Friday 23 May 2014

DS : TRIE

Trie is an indexed based approach on building trees to store strings (same as that of a dictionary) and then searching them in linear time. The tree formed is different from that of the conventional binary trees that we study, but the approach is more or less quite simple.
The intention is very clear. We need to store a bunch of strings in a data structure first, and then later on when we have a sample string that has to be searched for existence our data structure would serve as a database in which we will search for the string, the same way we search word by word in a dictionary. This reduces the complexity to linear time as opposite to a string comparison search in n^2 complexity.

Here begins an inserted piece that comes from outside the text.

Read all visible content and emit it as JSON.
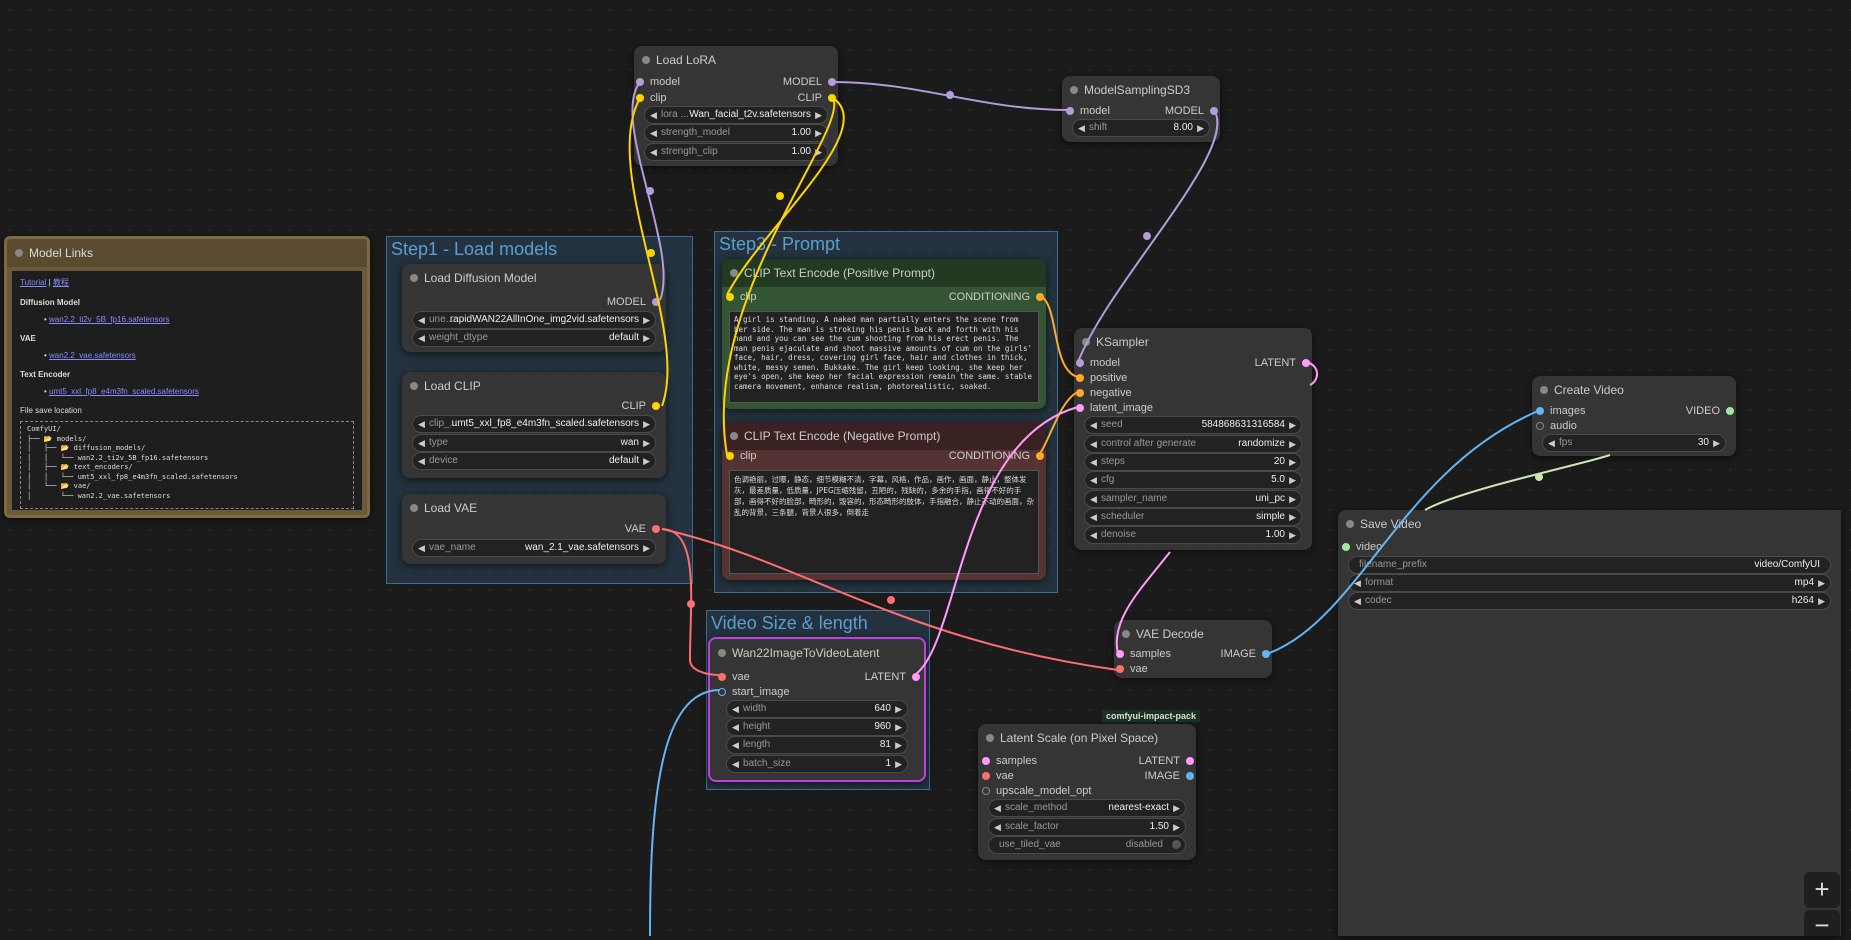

3 basic things we need to do when we encounter a trie:
  (+)  Tree Initialization - setup tree structure
  (+)  Filling/Insertion - insert you elements/strings
  (+)  Searching - search you favorite hero or movie name ;)

Another point to ponder -
Unlike binary trees, where we have the node of type of a struct and we needed only one of it, here we will have two types of struct.
  (-)  Type1 - With a character array of pointers that will keep track of the string letters as it passes by. And an integer value to keep track of a termination. Obviously multiple occurrences of a string automatically gets ignored.
  (-)  Type2 - With an integer value keeping track of all the nodes it encountered and a pointer to point to nodes of type 1.

The way we will design it will be clear diagrammatically below.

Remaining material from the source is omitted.